Thanks a lot ,I install ASAv 9.4.1 successfully in my vCenter, I have a problem when configuring PBR on ASA, when I create an ACL, I want a host to go to the internet via another ISP. But warring messages display when I configure PBR, Here is my configuration:
ASA941(config)# access-list TW line 1 extended permit ip host 192.168.66.5 any
ASA941(config)# route-map TW permit 10
ASA941(config-route-map)# mat
ASA941(config-route-map)# match ip ad
ASA941(config-route-map)# match ip address TW
WARNING: If access-list TW having destination "anyany4any6" is used as match criteria for a route map, and applied to any routing protocol it will not have any effect. Instead use standard ACL or extended ACL without anyany4any6 in destination.
ASA941(config-route-map)#
Any advise? I am not sure if it is a bug, If I want this computer to go anywhere via the outside port, so I need to configure ANY as the destination address.
It is not a bug. It is design for the route-map feature.
ACL is of two types standard ACL and Extended ACL. They are the list of conditions that are applied to traffic travelling across interface. Acceptance and denial can be based on specific conditions.
1. Standard ACL
– Checks Source Address
– Permits or Denies Entire Protocol Suite
2. Extended ACL
– Checks Source and Destination Address
– Generally Permits or Denies Specific Protocols
You should be able to use following standard ACL to complete your needs:
access-list TW standard permit host 192.168.66.5
Really cool. But.. I need ASA 8.6 for testing and lab. Is it possible to run ASA 8.6 on wmvare or else?

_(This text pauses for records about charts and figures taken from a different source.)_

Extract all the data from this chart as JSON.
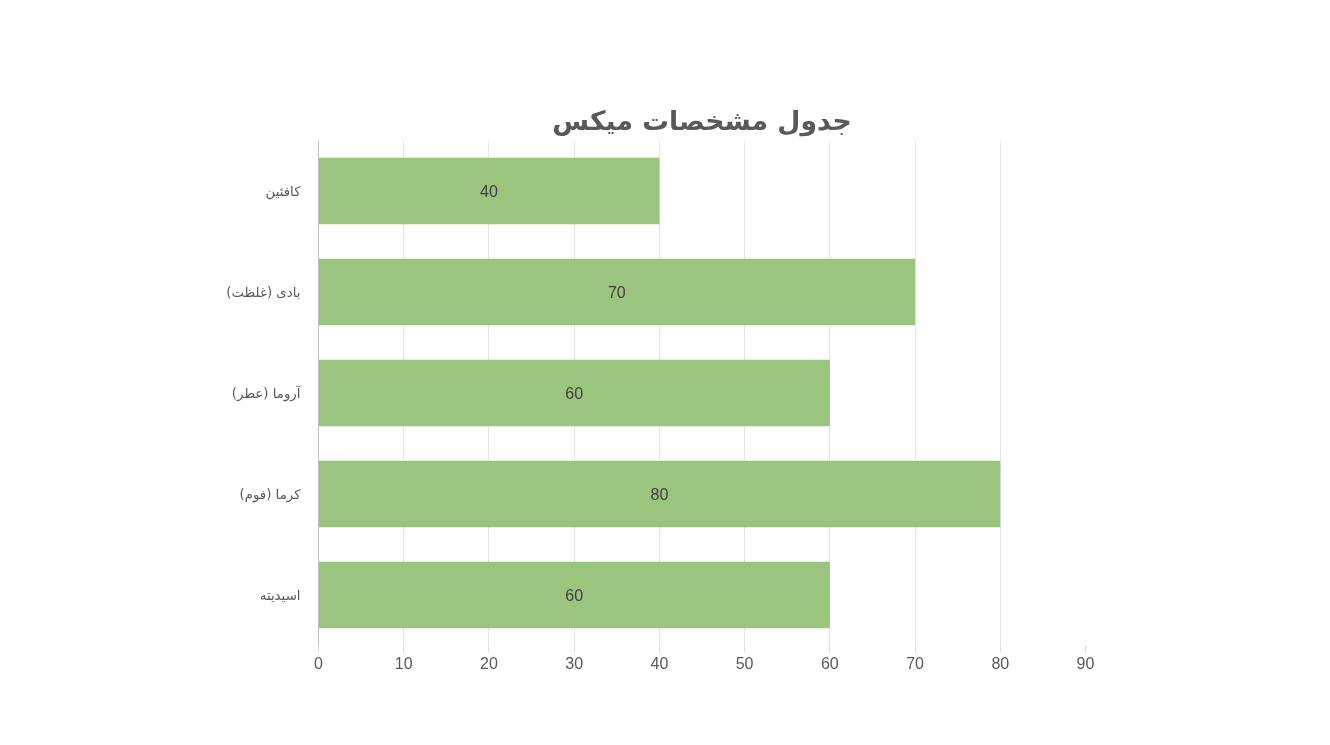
{
  "chart_data": {
    "type": "bar",
    "orientation": "horizontal",
    "title": "جدول مشخصات میکس",
    "categories": [
      "کافئین",
      "بادی (غلظت)",
      "آروما (عطر)",
      "کرما (فوم)",
      "اسیدیته"
    ],
    "values": [
      40,
      70,
      60,
      80,
      60
    ],
    "color": "#9bc47e",
    "xlim": [
      0,
      90
    ],
    "xticks": [
      0,
      10,
      20,
      30,
      40,
      50,
      60,
      70,
      80,
      90
    ],
    "grid": "x",
    "data_labels": true
  }
}
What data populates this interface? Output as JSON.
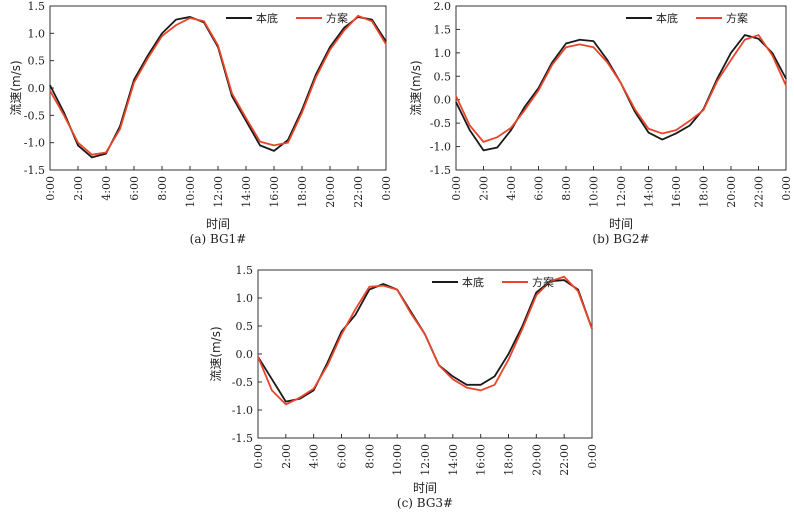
{
  "colors": {
    "base": "#1a1a1a",
    "plan": "#e8452a"
  },
  "chart_data": [
    {
      "type": "line",
      "caption": "(a) BG1#",
      "xlabel": "时间",
      "ylabel": "流速(m/s)",
      "ylim": [
        -1.5,
        1.5
      ],
      "yticks": [
        "-1.5",
        "-1.0",
        "-0.5",
        "0.0",
        "0.5",
        "1.0",
        "1.5"
      ],
      "xticks": [
        "0:00",
        "2:00",
        "4:00",
        "6:00",
        "8:00",
        "10:00",
        "12:00",
        "14:00",
        "16:00",
        "18:00",
        "20:00",
        "22:00",
        "0:00"
      ],
      "legend": [
        "本底",
        "方案"
      ],
      "legend_position": "top-right",
      "x": [
        0,
        1,
        2,
        3,
        4,
        5,
        6,
        7,
        8,
        9,
        10,
        11,
        12,
        13,
        14,
        15,
        16,
        17,
        18,
        19,
        20,
        21,
        22,
        23,
        24
      ],
      "series": [
        {
          "name": "本底",
          "values": [
            0.05,
            -0.45,
            -1.05,
            -1.27,
            -1.2,
            -0.7,
            0.15,
            0.6,
            1.0,
            1.25,
            1.3,
            1.2,
            0.75,
            -0.15,
            -0.6,
            -1.05,
            -1.15,
            -0.95,
            -0.4,
            0.25,
            0.75,
            1.1,
            1.3,
            1.25,
            0.85
          ]
        },
        {
          "name": "方案",
          "values": [
            -0.05,
            -0.5,
            -1.0,
            -1.22,
            -1.18,
            -0.75,
            0.1,
            0.55,
            0.95,
            1.15,
            1.28,
            1.22,
            0.78,
            -0.1,
            -0.55,
            -0.98,
            -1.05,
            -1.0,
            -0.45,
            0.2,
            0.7,
            1.05,
            1.32,
            1.22,
            0.8
          ]
        }
      ]
    },
    {
      "type": "line",
      "caption": "(b) BG2#",
      "xlabel": "时间",
      "ylabel": "流速(m/s)",
      "ylim": [
        -1.5,
        2.0
      ],
      "yticks": [
        "-1.5",
        "-1.0",
        "-0.5",
        "0.0",
        "0.5",
        "1.0",
        "1.5",
        "2.0"
      ],
      "xticks": [
        "0:00",
        "2:00",
        "4:00",
        "6:00",
        "8:00",
        "10:00",
        "12:00",
        "14:00",
        "16:00",
        "18:00",
        "20:00",
        "22:00",
        "0:00"
      ],
      "legend": [
        "本底",
        "方案"
      ],
      "legend_position": "top-right",
      "x": [
        0,
        1,
        2,
        3,
        4,
        5,
        6,
        7,
        8,
        9,
        10,
        11,
        12,
        13,
        14,
        15,
        16,
        17,
        18,
        19,
        20,
        21,
        22,
        23,
        24
      ],
      "series": [
        {
          "name": "本底",
          "values": [
            -0.05,
            -0.65,
            -1.08,
            -1.02,
            -0.65,
            -0.15,
            0.25,
            0.8,
            1.2,
            1.28,
            1.25,
            0.85,
            0.35,
            -0.25,
            -0.7,
            -0.85,
            -0.72,
            -0.55,
            -0.2,
            0.45,
            1.0,
            1.38,
            1.3,
            1.0,
            0.45
          ]
        },
        {
          "name": "方案",
          "values": [
            0.08,
            -0.55,
            -0.9,
            -0.8,
            -0.6,
            -0.22,
            0.2,
            0.75,
            1.12,
            1.18,
            1.12,
            0.8,
            0.35,
            -0.2,
            -0.62,
            -0.72,
            -0.65,
            -0.45,
            -0.22,
            0.4,
            0.85,
            1.28,
            1.38,
            0.95,
            0.3
          ]
        }
      ]
    },
    {
      "type": "line",
      "caption": "(c) BG3#",
      "xlabel": "时间",
      "ylabel": "流速(m/s)",
      "ylim": [
        -1.5,
        1.5
      ],
      "yticks": [
        "-1.5",
        "-1.0",
        "-0.5",
        "0.0",
        "0.5",
        "1.0",
        "1.5"
      ],
      "xticks": [
        "0:00",
        "2:00",
        "4:00",
        "6:00",
        "8:00",
        "10:00",
        "12:00",
        "14:00",
        "16:00",
        "18:00",
        "20:00",
        "22:00",
        "0:00"
      ],
      "legend": [
        "本底",
        "方案"
      ],
      "legend_position": "top-right",
      "x": [
        0,
        1,
        2,
        3,
        4,
        5,
        6,
        7,
        8,
        9,
        10,
        11,
        12,
        13,
        14,
        15,
        16,
        17,
        18,
        19,
        20,
        21,
        22,
        23,
        24
      ],
      "series": [
        {
          "name": "本底",
          "values": [
            -0.05,
            -0.45,
            -0.85,
            -0.8,
            -0.65,
            -0.15,
            0.4,
            0.7,
            1.15,
            1.25,
            1.15,
            0.75,
            0.35,
            -0.2,
            -0.4,
            -0.55,
            -0.55,
            -0.4,
            0.0,
            0.5,
            1.1,
            1.3,
            1.32,
            1.15,
            0.45
          ]
        },
        {
          "name": "方案",
          "values": [
            -0.05,
            -0.65,
            -0.9,
            -0.78,
            -0.62,
            -0.2,
            0.35,
            0.8,
            1.2,
            1.22,
            1.15,
            0.72,
            0.35,
            -0.2,
            -0.45,
            -0.6,
            -0.65,
            -0.55,
            -0.1,
            0.45,
            1.05,
            1.3,
            1.38,
            1.12,
            0.45
          ]
        }
      ]
    }
  ]
}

It depends on if someone worked on ASA 8.6 before. You wont be able to run original ASA 8.6 file in Vmware or other virtual system directly. So far, I did not see anyone tried to work on it. I do see lots of people using asa8.4.2 in vm.
thanks that worked for me
Is there any reason deploying from vshpere does not work, but from vcenter works?
Is it possible you can export your ovf file, I think I should be able to just use that to make it work.